Il s’agit là d’une ineptie juridique, d’un acte qui prétend étendre la juridiction des Etats-Unis hors de leur territoire, permettre aux cours étasuniennes de légiférer, de juger et d’émettre des verdicts au sujet d’actes qui ont lieu hors du territoire des USA de la part de sociétés cubaines ou étrangères agissant aux termes des lois cubaines, conformément au droit international ou en vertu de la législation d’un pays tiers faisant des affaires à Cuba.

Et le Titre IV poursuit le même but, puisqu’il entend punir, en leur interdisant d’entrer aux USA, ceux qui « trafiquent » avec des biens nationalisés. Voilà donc la Loi Helms-Burton dans son ensemble.

C’est justement à cause des problèmes que cela causerait aux Etats-Unis avec leurs alliés, avec des tiers – comme ils le reconnaissent eux-mêmes – que la loi contient cette disposition qui permet au président de suspendre cette possibilité de présentation de demandes devant les cours étasuniennes.

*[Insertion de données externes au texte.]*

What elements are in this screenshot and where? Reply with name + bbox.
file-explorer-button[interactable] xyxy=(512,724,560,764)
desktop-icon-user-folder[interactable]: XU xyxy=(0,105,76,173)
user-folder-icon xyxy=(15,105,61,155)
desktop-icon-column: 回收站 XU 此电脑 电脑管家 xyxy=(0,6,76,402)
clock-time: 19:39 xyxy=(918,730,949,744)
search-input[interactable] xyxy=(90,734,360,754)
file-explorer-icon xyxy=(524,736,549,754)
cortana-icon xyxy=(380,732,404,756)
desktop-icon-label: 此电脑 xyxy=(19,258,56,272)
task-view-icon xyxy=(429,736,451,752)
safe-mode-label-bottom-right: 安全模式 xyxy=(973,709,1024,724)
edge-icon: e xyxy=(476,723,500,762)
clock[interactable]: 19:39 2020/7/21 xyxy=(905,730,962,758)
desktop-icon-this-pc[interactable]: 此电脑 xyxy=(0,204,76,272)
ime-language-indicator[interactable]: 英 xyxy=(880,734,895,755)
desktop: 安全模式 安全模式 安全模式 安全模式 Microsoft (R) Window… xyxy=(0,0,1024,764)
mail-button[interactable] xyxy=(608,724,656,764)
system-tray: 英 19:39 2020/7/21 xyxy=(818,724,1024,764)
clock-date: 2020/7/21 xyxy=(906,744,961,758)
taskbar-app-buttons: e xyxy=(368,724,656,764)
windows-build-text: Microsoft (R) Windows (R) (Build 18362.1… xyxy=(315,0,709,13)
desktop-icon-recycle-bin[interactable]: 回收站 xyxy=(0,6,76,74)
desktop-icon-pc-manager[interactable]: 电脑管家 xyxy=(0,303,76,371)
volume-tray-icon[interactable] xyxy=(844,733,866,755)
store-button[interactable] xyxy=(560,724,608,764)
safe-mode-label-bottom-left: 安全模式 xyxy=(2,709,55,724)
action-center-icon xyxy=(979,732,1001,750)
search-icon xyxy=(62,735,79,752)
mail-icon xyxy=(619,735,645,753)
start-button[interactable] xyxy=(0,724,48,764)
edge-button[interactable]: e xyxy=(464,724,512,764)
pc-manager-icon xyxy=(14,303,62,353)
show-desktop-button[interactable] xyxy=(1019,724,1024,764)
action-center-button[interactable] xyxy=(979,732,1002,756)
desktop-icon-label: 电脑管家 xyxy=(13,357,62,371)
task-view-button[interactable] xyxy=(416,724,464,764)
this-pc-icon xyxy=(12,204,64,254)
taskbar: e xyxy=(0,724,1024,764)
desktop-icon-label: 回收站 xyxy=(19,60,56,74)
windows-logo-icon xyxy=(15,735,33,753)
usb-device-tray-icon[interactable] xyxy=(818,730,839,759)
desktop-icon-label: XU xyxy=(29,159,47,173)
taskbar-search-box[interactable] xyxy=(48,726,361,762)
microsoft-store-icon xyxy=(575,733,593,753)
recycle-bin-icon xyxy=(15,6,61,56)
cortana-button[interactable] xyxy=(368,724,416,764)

Et cette suspension a été appliquée tous les six mois par le président Clinton, par George W. Bush durant ses deux mandats, par Barack Obama durant ses deux mandats et par Donald Trump lui-même durant les deux premières années de son administration, jusqu’à ce que celui-ci a décidé en janvier dernier que la suspension ne durerait que 45 jours, puis pour 30 jours, avec une exception, et que, cette fois-ci, oui, des demandes pourraient être présentées aux USA contre les sociétés cubaines qui « trafiquent » censément avec des biens nationalisés, autrement dit celles qui sont inscrites sur une liste dressée en novembre 2017 et actualisée un an plus tard.

La loi repose sur deux gros mensonges : le premier, une énorme contre-vérité que Washington ne cesse de répéter, c’est que Cuba constitue une menace à la sécurité nationale des Etats-Unis ; le deuxième, c’est que les nationalisations réalisées au triomphe de la Révolution étaient indues ou illégitimes, la Loi Helms-Burton confondant à dessein, délibérément, les termes nationalisation et confiscation.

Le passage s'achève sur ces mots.